Although director Neville (“Troubadours”) splits his focus between half a dozen subjects, Love is arguably his favorite, and it’s not hard to see why. A member of the Blossoms, the first-ever black session group, Love’s gospel roots -- many a background singer admits to being a pastor’s daughter -- and initial role as eye candy on stage paved the way for younger artists such as Hill. Love has personality to spare and plenty of stories to tell, whether it’s about collaborating with Elvis Presley, the Beach Boys and the Rolling Stones or butting heads with producer Phil Spector in her pursuit of a solo career. In 2011, she’d finally see an induction into the Rock and Roll Hall of Fame for her efforts, and the appreciation espoused from the main acts listed above suggests that the honor was a well-earned one.

The power of collaboration combating the allure of the spotlight is a recurring theme among “Stardom’s” other subjects, and to see their contributions finally given some due attention, whether by the industry or this film, makes for an altogether irresistible experience. Just when it seems that “Gimme Shelter” has been all played out, the showcase of Clayton's raw vocals from recording studio sessions suddenly gives the tune a renewed vigor, and to learn of the Waters family’s participation in everything from the opening scene of “The Lion King” to the creature cries of “Avatar” demonstrates just how far these unsung talents have extended themselves into our cultural consciousness, which in turn only makes a document such as this seem that much more vital for simply existing.

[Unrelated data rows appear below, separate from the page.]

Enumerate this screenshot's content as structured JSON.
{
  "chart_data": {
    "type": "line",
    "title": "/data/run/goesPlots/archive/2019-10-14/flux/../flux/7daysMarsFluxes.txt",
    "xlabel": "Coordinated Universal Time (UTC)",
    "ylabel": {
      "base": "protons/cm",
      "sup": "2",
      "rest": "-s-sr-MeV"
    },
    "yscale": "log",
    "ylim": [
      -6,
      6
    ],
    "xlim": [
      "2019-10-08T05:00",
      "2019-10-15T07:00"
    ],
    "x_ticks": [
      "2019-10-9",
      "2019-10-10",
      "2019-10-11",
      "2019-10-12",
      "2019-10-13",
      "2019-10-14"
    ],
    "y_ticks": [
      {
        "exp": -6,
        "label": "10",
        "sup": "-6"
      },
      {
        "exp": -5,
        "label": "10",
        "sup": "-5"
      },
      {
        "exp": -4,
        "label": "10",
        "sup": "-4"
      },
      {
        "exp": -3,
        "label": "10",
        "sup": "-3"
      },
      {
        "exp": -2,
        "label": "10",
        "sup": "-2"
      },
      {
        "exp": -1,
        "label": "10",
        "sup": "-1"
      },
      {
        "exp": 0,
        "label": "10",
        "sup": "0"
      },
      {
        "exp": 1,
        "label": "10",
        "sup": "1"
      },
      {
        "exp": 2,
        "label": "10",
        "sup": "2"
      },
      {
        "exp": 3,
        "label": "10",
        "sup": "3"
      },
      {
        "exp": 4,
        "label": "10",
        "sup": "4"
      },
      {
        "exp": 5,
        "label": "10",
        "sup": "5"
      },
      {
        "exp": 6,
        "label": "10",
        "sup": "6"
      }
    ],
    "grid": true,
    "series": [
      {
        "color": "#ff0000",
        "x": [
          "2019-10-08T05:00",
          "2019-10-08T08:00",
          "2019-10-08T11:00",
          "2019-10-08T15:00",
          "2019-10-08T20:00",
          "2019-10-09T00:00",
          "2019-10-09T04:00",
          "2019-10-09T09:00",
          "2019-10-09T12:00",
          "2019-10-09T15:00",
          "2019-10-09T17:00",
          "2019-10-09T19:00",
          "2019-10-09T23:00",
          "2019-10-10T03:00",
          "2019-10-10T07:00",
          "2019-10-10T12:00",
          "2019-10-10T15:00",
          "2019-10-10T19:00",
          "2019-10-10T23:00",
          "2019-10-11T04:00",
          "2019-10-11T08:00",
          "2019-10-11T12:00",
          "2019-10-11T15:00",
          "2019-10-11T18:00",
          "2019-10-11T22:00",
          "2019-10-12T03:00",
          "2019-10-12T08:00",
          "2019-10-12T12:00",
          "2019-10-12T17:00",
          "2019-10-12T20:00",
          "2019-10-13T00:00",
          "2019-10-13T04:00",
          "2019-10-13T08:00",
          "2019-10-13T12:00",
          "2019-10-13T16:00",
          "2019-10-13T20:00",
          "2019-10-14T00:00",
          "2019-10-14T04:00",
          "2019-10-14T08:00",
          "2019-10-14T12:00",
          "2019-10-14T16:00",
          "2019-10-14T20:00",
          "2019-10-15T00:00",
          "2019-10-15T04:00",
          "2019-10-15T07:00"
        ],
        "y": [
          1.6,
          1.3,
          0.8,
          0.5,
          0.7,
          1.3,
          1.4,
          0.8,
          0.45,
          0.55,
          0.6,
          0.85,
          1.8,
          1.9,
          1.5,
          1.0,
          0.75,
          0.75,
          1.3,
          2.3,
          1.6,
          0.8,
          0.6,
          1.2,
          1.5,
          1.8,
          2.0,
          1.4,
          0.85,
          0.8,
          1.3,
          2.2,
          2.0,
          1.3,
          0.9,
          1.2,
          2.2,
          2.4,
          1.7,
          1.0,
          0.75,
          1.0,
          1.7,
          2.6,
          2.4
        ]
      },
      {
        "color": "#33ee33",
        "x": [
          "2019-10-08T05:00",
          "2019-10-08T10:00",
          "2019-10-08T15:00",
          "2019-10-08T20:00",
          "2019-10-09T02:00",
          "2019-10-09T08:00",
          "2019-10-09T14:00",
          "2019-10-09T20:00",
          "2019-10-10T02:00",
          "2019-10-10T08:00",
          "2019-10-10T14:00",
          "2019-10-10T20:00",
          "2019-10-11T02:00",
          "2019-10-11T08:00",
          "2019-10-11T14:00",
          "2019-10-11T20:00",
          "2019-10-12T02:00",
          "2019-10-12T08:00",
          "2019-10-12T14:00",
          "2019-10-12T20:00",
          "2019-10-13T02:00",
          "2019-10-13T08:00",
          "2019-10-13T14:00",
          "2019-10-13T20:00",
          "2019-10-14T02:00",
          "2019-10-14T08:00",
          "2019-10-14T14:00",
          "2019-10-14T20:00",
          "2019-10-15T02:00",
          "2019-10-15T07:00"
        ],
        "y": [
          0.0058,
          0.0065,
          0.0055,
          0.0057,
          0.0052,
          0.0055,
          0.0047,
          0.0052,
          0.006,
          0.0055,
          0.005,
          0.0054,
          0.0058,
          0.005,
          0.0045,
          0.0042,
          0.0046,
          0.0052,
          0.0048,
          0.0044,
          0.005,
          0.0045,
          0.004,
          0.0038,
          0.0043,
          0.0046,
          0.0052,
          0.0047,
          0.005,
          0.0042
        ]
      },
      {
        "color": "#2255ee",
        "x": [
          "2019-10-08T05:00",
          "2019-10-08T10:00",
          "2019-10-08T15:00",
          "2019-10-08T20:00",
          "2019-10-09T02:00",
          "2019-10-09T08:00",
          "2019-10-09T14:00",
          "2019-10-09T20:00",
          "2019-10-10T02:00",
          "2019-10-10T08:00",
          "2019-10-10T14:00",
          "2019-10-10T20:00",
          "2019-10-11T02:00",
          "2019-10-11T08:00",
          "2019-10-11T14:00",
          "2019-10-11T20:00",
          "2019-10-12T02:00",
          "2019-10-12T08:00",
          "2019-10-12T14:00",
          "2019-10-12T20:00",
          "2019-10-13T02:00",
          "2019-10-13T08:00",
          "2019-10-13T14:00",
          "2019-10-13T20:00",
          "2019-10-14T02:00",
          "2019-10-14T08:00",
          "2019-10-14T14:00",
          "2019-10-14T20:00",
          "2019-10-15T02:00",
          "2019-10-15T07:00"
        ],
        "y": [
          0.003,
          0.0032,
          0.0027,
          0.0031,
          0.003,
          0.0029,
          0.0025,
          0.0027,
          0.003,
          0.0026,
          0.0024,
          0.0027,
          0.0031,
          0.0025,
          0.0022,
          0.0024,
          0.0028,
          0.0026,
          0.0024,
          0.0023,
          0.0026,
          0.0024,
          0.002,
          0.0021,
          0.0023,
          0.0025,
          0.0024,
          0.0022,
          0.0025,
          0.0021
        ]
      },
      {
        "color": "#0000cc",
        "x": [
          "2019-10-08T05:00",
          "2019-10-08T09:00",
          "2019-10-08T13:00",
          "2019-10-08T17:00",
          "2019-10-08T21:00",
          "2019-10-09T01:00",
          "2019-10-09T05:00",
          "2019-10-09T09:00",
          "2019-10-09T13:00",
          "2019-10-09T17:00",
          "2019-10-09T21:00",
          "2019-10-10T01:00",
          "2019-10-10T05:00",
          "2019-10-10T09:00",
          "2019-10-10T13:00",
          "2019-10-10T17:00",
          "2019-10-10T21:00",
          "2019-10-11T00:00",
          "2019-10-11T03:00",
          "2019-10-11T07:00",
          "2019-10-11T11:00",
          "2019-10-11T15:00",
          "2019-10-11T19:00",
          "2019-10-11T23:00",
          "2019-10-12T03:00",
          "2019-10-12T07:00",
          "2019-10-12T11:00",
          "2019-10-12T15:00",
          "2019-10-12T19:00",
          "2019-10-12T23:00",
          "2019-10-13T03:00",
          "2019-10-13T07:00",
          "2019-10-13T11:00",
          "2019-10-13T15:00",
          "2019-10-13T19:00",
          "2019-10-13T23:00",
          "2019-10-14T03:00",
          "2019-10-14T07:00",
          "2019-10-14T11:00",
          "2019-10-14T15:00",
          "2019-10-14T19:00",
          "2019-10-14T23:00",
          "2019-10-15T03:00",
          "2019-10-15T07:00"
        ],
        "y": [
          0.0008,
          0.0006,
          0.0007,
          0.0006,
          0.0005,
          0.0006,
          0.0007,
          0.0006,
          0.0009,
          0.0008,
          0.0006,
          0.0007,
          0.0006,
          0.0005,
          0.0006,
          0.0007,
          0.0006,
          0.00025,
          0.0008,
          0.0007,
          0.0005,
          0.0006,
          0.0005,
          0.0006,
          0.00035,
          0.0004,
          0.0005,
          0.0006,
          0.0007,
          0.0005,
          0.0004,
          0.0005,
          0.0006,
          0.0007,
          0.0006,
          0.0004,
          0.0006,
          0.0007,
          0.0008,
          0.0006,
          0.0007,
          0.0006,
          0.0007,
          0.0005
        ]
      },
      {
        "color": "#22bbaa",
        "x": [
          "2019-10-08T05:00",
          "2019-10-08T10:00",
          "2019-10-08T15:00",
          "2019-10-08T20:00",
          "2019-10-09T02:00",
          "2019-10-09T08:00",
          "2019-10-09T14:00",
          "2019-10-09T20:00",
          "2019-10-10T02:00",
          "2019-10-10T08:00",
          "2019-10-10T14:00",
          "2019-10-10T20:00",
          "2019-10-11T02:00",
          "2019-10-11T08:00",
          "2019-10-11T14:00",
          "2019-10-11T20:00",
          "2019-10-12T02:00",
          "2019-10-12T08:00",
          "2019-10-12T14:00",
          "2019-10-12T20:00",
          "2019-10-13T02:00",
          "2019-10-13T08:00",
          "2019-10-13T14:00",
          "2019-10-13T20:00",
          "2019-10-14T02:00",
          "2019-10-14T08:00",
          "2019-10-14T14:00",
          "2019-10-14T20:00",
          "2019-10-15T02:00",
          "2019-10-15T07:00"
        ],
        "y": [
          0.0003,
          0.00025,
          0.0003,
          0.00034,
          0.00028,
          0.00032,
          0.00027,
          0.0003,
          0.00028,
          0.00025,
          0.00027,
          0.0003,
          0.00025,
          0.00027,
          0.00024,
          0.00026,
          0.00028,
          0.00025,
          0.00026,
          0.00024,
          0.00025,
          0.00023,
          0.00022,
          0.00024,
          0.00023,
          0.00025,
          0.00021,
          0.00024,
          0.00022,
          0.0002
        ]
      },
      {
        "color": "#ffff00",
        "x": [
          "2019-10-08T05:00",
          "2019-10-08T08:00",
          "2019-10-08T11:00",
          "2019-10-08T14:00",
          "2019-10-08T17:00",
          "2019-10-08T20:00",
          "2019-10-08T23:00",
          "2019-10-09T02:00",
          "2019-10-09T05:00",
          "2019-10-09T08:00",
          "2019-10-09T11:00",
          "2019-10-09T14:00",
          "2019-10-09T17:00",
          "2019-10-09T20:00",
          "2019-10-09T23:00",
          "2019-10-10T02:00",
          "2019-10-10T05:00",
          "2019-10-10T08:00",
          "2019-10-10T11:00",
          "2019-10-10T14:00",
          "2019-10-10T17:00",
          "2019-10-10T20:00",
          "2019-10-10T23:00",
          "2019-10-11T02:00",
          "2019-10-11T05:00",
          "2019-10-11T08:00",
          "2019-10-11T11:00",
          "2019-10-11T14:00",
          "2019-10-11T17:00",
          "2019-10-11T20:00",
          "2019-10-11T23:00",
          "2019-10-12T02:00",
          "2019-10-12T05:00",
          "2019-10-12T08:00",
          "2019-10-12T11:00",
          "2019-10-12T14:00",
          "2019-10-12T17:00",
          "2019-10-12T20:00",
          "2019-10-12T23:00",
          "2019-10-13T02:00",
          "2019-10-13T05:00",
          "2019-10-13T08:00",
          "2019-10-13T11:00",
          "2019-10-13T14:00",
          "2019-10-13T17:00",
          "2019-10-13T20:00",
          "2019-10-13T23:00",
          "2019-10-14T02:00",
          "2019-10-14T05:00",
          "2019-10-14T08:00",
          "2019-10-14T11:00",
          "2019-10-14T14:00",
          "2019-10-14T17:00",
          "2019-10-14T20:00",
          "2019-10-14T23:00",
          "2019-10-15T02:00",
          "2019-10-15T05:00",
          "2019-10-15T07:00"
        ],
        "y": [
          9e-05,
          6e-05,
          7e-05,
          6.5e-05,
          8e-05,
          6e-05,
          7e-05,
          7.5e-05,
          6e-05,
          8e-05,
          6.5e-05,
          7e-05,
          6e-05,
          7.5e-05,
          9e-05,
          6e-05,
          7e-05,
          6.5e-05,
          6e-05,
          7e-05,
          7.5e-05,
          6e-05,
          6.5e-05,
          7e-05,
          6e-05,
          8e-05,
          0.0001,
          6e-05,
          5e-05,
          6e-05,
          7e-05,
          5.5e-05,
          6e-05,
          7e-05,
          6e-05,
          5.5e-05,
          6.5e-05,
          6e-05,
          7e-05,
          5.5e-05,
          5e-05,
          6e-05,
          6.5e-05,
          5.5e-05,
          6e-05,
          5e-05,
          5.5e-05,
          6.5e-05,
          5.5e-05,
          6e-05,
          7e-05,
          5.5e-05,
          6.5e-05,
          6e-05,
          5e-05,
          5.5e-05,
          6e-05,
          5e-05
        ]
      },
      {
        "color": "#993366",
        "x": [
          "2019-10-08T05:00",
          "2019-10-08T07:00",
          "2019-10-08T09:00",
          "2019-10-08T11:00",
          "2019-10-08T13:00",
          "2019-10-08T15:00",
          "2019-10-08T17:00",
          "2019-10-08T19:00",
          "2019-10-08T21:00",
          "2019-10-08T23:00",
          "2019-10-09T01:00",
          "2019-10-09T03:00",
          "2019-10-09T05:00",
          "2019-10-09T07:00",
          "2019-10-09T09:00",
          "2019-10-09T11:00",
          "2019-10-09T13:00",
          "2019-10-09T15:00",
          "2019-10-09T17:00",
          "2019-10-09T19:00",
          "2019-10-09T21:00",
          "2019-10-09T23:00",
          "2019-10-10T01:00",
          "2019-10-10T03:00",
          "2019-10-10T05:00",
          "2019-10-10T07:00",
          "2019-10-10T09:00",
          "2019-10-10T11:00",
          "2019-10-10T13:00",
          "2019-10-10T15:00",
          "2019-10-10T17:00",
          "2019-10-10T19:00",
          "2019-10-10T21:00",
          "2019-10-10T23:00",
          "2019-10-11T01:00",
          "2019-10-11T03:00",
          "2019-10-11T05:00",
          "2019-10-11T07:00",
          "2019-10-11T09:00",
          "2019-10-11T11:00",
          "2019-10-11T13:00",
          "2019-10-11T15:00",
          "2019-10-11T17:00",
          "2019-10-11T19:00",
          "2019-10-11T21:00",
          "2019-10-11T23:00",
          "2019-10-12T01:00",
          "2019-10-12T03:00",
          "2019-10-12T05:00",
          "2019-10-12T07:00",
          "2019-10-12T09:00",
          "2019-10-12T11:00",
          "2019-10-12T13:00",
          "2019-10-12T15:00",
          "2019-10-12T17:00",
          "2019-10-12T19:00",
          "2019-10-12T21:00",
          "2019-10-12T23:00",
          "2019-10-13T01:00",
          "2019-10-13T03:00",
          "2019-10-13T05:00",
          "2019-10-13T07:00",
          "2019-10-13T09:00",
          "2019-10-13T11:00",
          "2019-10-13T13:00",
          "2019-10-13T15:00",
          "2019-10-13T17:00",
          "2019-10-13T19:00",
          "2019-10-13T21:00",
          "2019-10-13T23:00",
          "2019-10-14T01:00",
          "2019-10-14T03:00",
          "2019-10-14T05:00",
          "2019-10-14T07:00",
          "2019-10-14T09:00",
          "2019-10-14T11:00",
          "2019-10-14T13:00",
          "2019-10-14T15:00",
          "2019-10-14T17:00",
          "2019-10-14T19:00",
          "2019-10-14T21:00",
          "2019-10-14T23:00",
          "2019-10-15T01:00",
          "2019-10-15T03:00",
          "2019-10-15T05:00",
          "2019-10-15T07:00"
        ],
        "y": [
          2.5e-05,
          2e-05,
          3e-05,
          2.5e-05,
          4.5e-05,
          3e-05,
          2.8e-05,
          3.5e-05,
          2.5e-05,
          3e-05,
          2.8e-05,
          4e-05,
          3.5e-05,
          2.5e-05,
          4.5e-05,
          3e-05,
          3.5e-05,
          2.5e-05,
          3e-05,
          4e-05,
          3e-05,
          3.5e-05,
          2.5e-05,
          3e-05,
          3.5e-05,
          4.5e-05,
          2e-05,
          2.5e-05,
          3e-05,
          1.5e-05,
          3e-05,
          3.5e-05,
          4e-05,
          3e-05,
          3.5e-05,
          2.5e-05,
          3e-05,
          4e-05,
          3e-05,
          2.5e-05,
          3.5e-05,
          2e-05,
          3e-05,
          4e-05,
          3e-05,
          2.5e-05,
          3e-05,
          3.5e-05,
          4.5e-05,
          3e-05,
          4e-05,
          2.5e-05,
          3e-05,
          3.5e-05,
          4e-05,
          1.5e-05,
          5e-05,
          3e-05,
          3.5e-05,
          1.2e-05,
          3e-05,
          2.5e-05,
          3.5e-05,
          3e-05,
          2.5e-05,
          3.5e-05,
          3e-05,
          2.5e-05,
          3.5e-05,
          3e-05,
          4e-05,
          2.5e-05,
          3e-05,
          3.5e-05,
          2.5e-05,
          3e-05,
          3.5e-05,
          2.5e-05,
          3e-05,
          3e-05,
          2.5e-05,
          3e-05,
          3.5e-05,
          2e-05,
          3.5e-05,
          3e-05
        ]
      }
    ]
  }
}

Neville’s assembly of it all does feel just a bit too calculated to suggest a darkness before the dawn when discussing so many failed solo careers in the film’s home stretch before sending us out, of course, on a song. However, between the welcome anecdotes, the wealth of archival footage on display, the well-polished production values and an inevitably remarkable soundtrack spanning the greatest decades of American rock and soul, “Stardom” mostly hits the right notes.

SCORE: 8.5

"Twenty Feet From Stardom" will be released on June 14, 2013.